Первым не выдержал, покинул кровать Гера. Залеживание — не для него занятие. Либо он отроду был такой, либо постоянно испытывал над собой дамоклов меч, соблазн выпивки, и всегда старался его заглушить. Как бы там ни было, но Гера и часу не мог вытерпеть без дела.
— Проходи, Герасим… Как тебя по батюшке-то?
— Васильевич.
— Проходи, Герасим Василич, — встретила его бабка, когда он, умывшись и пригладив свои редкие пегие волосы, заглянул на кухню. — Садись вот сюды, бери горяченьких… Молочко вот, сметанкой замакивай. В городе-то небось и блинов не видите?
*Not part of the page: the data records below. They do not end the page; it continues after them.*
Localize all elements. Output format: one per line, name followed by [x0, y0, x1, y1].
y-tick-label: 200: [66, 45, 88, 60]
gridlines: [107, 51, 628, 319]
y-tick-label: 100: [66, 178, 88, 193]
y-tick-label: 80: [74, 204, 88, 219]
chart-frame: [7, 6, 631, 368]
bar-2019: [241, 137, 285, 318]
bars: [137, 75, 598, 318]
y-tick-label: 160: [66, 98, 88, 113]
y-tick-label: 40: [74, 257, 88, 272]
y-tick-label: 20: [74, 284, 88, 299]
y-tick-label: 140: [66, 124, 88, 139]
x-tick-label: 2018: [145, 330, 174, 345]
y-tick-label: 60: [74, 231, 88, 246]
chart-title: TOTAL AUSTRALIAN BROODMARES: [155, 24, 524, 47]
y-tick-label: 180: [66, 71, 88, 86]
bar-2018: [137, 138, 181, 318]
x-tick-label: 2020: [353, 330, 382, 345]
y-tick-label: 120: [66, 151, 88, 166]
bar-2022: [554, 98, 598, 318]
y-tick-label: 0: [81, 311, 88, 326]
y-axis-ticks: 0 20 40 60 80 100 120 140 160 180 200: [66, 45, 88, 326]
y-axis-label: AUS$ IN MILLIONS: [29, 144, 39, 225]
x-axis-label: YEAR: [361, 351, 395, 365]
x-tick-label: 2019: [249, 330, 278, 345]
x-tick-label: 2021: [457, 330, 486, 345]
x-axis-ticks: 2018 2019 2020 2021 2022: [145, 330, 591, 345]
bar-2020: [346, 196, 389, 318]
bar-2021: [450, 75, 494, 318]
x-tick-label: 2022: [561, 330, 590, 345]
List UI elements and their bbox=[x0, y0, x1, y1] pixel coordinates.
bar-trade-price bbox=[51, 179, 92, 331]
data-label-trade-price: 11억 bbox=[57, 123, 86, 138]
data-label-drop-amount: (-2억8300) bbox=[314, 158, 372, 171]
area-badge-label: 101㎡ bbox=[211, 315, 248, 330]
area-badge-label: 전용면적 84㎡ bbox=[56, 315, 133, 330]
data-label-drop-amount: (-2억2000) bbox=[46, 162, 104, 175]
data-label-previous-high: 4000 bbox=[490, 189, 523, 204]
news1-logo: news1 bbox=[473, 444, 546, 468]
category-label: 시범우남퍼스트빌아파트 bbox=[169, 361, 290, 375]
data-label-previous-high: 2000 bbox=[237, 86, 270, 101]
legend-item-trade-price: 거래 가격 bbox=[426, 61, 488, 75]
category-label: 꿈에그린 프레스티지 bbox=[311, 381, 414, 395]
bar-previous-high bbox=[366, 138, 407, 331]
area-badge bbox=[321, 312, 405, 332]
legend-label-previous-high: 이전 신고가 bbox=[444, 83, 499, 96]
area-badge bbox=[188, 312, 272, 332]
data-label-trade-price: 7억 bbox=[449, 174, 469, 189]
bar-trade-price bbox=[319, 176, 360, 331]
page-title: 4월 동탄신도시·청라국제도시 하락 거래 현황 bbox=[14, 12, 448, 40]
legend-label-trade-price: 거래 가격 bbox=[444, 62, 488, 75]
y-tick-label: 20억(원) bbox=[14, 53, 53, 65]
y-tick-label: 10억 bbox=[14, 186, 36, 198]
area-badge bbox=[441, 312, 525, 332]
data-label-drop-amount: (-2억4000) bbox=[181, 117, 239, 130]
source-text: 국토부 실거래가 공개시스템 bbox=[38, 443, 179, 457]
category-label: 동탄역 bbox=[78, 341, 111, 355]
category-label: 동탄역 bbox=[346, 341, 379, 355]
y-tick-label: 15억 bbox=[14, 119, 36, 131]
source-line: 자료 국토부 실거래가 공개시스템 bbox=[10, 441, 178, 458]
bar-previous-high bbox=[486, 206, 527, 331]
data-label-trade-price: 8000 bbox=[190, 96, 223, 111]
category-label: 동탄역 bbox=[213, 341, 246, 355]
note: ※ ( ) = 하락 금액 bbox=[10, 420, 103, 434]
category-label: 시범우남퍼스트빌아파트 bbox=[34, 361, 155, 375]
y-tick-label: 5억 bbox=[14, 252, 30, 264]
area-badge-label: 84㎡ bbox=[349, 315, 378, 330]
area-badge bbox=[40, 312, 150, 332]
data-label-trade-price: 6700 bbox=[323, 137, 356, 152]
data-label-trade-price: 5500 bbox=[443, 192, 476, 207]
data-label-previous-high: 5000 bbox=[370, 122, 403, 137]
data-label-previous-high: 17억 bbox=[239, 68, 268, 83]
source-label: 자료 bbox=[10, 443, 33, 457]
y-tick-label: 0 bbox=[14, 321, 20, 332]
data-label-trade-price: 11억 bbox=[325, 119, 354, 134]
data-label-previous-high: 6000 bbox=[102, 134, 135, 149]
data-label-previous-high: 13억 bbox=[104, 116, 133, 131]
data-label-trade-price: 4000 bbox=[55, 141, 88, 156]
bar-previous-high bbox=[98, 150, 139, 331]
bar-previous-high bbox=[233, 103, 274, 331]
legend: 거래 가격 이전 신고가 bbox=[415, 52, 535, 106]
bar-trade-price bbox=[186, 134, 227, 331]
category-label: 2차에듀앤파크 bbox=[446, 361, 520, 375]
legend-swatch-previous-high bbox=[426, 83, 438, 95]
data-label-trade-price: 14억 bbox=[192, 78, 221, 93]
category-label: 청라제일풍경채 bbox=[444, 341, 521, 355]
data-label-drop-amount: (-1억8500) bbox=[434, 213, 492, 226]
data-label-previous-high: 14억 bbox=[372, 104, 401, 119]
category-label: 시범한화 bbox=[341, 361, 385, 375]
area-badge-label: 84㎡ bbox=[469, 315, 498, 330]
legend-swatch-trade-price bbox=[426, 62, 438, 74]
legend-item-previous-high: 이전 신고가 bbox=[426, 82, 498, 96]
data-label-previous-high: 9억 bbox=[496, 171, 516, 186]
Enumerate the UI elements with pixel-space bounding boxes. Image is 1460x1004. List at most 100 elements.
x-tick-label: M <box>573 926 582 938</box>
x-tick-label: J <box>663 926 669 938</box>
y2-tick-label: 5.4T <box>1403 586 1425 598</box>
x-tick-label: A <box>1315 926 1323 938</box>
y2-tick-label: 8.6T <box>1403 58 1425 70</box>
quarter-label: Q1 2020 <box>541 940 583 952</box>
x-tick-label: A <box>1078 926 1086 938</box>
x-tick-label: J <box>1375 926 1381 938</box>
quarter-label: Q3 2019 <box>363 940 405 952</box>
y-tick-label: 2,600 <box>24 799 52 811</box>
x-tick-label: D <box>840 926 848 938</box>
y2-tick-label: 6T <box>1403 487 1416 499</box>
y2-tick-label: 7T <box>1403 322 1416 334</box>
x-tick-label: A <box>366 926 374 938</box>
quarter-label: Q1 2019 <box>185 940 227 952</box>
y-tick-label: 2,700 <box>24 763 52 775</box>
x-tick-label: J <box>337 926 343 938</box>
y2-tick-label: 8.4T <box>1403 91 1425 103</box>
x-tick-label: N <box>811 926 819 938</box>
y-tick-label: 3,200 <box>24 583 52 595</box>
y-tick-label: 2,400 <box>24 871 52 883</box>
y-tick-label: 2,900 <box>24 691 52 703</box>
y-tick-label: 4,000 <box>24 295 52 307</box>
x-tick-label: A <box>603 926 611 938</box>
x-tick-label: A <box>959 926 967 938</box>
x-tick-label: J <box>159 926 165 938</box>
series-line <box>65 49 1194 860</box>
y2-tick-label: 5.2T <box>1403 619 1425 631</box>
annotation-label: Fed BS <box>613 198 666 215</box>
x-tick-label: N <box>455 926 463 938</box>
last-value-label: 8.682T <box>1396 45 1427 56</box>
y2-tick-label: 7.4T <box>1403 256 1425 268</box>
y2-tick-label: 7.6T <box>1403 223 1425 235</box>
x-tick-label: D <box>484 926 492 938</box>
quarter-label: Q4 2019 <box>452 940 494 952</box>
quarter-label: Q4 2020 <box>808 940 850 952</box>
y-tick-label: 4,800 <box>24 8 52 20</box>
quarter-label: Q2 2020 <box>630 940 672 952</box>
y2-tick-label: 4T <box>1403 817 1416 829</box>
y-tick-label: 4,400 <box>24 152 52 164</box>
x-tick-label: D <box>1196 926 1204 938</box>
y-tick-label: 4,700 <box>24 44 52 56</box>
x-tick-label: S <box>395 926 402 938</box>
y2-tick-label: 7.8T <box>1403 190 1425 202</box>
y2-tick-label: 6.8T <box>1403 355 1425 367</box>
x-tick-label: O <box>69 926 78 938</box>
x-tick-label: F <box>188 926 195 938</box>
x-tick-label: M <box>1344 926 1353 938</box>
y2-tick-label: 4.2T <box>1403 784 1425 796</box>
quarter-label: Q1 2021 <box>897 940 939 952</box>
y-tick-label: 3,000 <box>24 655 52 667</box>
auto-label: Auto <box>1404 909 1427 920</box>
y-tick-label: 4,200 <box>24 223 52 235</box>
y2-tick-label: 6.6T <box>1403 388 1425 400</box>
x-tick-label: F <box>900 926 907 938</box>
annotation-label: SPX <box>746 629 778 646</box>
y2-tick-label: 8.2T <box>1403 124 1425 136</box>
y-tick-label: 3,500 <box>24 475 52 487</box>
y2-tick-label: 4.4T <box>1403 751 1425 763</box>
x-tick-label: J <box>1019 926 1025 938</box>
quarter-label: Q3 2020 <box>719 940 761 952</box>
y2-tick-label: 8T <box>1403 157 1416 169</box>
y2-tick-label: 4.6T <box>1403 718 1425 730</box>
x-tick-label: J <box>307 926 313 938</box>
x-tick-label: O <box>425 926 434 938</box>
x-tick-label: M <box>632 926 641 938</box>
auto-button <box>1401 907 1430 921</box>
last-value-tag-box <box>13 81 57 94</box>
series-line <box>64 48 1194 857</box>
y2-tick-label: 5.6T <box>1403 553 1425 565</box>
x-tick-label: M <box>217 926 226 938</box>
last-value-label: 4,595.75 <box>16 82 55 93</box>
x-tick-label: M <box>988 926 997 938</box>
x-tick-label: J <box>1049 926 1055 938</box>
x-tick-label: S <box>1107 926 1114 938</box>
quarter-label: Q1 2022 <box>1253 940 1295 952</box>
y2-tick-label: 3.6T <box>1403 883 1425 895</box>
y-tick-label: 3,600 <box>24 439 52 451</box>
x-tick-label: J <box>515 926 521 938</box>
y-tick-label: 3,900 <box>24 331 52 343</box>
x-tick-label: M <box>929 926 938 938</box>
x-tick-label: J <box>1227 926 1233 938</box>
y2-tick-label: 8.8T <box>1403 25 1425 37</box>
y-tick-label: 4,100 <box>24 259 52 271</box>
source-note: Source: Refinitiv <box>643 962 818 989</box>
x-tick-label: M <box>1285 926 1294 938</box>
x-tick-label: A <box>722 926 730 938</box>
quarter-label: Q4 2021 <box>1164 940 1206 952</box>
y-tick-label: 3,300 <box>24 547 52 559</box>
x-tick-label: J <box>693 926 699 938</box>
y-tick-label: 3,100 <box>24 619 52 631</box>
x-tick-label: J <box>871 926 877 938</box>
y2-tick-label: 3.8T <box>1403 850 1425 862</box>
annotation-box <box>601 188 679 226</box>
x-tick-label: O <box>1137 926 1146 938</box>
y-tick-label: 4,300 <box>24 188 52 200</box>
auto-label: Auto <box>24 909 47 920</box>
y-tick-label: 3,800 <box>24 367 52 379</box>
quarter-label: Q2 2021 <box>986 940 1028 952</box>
— Таких, чтобы с жару… нет, конечно. В столовке подадут холодные, ни вкуса, ни запаха в них.
— А куды бабы-те ваши смотрят? Че ж оне вас не потчуют, не порадуют?.. Иль у них нынче одна забота, ноготки красить да холки ростить? — Раздался шипящий, звучный взрыв — бабка линула яичной болтушки на сковородку. — Семья-то, Герасим Василич, есть?
— Семья-то есть. Да только не живет она со мной. Алименты плачу.
— Как же ты один-то? — засокрушалась бабка. — Это ведь хужее, чем у меня даже… от деток оторвали.
— Разве такое расскажешь, — силился с ответом, искал подходящие слова Гера. — Ну, что-то не поглянулось моей во мне… Ну, слово за слово, ругаться начали… не стало, короче, согласья в доме. Я выпивать начал, она еще больше лютует… Ушел я от них, сынов стыжусь… Двое их у меня, один уж в девятый класс ходит.
— Ой, горемышный, ой… вот беда-то. Вот ведь че бабы-те делают. Какого мужика испортили. Да я бы за таким и забот не знала. Вот ведь, че оне нынче понимают?